A fire burned with a cheery crackling in the room, throwing weird shadows through the dimness. Yet she shivered from time to time as though the chill of the London fog penetrated to her bones. Ah! what was that? She startled violently at the sound of a low knock at the door, then hastily commanded herself. It was only a waiter with the tea she had ordered, of course. With her back to the door she bade him enter.

But, though the door opened and someone entered, there came no jingle of tea things. She did not turn her head. It was as though she could not. She was as one turned to stone. She thought that the wild throbbing of her heart would choke her.
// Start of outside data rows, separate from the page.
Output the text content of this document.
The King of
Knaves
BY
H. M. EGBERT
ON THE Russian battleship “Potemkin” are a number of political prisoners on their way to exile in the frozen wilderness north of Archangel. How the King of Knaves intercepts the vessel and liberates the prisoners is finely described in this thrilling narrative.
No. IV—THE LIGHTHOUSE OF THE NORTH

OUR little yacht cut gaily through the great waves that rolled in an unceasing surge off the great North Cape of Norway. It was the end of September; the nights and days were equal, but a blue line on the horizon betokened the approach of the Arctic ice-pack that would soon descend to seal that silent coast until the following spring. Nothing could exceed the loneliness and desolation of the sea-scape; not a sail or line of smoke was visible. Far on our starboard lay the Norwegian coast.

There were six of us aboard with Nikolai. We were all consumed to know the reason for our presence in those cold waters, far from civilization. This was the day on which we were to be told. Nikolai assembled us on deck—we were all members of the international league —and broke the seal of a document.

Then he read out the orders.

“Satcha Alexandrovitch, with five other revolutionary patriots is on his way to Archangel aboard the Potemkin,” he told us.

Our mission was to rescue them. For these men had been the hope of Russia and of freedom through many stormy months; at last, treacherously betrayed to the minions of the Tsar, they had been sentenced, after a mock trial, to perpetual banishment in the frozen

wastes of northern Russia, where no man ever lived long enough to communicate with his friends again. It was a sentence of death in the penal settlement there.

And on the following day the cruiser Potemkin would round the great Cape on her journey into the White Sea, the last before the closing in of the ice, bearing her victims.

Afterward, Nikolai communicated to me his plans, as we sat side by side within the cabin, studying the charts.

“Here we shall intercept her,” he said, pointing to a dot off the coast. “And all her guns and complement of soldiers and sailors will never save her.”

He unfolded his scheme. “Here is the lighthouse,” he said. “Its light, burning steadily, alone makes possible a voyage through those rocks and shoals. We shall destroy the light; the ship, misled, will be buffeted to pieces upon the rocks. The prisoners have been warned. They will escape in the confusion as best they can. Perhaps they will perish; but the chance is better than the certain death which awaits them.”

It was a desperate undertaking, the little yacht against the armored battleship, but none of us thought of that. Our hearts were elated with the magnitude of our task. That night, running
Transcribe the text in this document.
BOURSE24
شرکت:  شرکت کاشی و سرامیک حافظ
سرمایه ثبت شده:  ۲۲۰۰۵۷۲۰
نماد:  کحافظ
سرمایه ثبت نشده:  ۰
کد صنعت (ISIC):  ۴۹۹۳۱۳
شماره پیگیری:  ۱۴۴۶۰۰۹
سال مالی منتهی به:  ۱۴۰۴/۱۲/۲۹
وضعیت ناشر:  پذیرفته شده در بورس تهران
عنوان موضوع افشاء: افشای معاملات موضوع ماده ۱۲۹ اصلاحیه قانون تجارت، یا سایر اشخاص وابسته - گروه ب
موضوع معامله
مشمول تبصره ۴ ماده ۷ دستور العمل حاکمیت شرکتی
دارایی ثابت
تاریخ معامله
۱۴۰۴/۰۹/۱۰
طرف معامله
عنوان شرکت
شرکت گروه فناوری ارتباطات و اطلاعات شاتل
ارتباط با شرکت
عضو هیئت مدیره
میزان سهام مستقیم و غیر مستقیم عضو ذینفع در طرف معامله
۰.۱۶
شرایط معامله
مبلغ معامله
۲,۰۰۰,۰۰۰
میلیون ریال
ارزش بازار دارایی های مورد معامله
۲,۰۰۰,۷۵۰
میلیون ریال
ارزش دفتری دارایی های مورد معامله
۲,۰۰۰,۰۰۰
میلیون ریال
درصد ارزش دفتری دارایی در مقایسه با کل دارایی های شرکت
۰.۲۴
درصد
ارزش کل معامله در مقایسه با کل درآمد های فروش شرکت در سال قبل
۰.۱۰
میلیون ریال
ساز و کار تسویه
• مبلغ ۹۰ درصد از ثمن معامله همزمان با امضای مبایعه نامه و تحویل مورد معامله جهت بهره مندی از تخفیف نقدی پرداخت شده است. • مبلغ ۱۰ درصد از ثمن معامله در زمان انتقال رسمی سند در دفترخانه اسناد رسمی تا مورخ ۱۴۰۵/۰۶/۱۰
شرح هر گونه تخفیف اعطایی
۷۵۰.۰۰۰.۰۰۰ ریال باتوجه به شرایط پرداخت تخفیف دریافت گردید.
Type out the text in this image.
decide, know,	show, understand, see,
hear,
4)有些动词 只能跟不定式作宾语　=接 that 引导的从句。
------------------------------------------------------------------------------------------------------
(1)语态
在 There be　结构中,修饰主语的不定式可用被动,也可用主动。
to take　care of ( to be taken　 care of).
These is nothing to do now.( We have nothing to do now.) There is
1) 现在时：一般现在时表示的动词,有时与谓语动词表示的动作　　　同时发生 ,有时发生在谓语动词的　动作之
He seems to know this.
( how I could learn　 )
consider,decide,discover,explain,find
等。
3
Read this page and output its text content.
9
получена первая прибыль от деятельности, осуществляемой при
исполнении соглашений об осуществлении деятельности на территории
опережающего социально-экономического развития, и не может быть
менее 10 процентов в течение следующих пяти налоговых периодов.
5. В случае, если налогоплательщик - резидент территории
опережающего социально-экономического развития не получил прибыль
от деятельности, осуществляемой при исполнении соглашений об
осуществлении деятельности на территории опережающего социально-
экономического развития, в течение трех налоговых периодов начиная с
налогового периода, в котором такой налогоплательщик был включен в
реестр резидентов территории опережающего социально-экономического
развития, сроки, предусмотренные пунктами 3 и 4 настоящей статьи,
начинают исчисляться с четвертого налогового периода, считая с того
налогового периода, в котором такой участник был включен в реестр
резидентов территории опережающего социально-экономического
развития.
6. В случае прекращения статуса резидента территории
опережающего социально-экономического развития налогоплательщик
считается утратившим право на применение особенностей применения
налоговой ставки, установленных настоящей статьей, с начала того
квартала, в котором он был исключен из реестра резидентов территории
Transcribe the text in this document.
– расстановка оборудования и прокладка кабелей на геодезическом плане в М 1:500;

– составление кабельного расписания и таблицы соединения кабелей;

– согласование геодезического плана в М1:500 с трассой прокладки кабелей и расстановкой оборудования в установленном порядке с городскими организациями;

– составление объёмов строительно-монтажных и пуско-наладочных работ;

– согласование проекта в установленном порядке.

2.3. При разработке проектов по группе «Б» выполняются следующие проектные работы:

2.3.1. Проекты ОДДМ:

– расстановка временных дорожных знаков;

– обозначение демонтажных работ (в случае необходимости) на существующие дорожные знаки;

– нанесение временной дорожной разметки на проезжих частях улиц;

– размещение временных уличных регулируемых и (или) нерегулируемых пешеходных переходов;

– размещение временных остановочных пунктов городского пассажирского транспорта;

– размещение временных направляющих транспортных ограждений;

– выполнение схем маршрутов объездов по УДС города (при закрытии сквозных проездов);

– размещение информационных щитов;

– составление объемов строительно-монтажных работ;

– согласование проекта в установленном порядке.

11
He came straight to her and stood beside her, not offering to touch so much as her hand. The red firelight beat upwards on his face. She ventured a single glance at him, and was oddly shocked by the look he wore. Something of the red glow on the hearth shone back at her from his eyes. She did not dare to look again. Yet when he spoke, though he uttered no greeting, his voice was quite normal, wholly free from agitation.

"I should have been here sooner, but I was scouring London for an old friend. I have found him at last, but, faith, I've had a chase. Do you remember Jasper Caldicott, the parson who went out with us on the Scindia eight years ago?"

"Yes, I remember him." She spoke with a strong effort. Her lips felt stiff and cold.

"He has a parish Whitechapel way," said Hone. "I only found him out this morning. I wanted to bring him to see you."

"Yes?" At his abrupt pause she moved slightly. "But he wouldn't come?"

"He will come some day," said Hone. "But he had some scruple about accompanying me there and then, as I wished. In fact, he wants you to visit him instead."

"Yes?" She almost whispered the word. She was holding the mantelpiece with both hands to steady her trembling limbs.

"Sure, there's nothing to alarm you at all," Hone said. "It'll soon be over. He wants you to do him the honour of being married in his church and there's a taxi below waiting to take you."

"Now?" She turned and faced him, white to the lips.

"Yes, now! By special licence." Sternly he made reply, and again she felt as though the fire in his eyes scorched her.

"And if I--refuse?" She stood up to her full height, flinging her fear from her with a royal gesture that was almost a challenge.

But Hone was ready for her. Hone, the gentle, the kind, the chivalrous, stepped suddenly forth from his garden of virtues with level lance to meet her.

"By the powers," he said, and the words came from between his teeth, "I wonder you dare to ask me that!"

She laughed, but her laughter was slightly hysterical, and in an instant he seized and pressed his advantage.

"It is the end of the game," he grimly told her. "And you are beaten. You told me once that you didn't always pay your debts. But, by Heaven, you shall pay this one!"

By sheer weight he beat down her resistance. Against her will, in spite of her utmost effort, she gave way before him.

A moment she stood in silence. Then, "So be it!" she said, and, turning, left him.

When she joined him again she was so thickly veiled that he could not see her face. She preceded him without a word into the lift, and they went down in utter silence to the waiting taxi. Then side by side through the gloom as though they travelled through space, a myriad lights twinkling all about them, the rush and roar of a universe in their ears, but they two alone in an atmosphere that none other breathed.

It was a journey that neither ever afterwards calculated by time. It was incalculable as the flight of a meteor. And when at last it came to an end, for an instant neither moved.

Then, as though emerging from a dream, Hone rose and alighted, and turned to give his hand to his companion. A little group of ragged urchins stood to view upon the muddy pavement. There was no other pomp to attend the coming of a bride.

Silently they entered a church that was lighted from end to end for evening service. They passed up the aisle through a haze of fog. They halted at the chancel steps....

The knot of urchins had grown to a considerable crowd when they emerged. Women and half-grown girls jostled each other for a glimpse of the bride. But the utmost that any saw was a slender figure wearing a thick veil that walked a little apart from the bridegroom, and entered the waiting motor unassisted.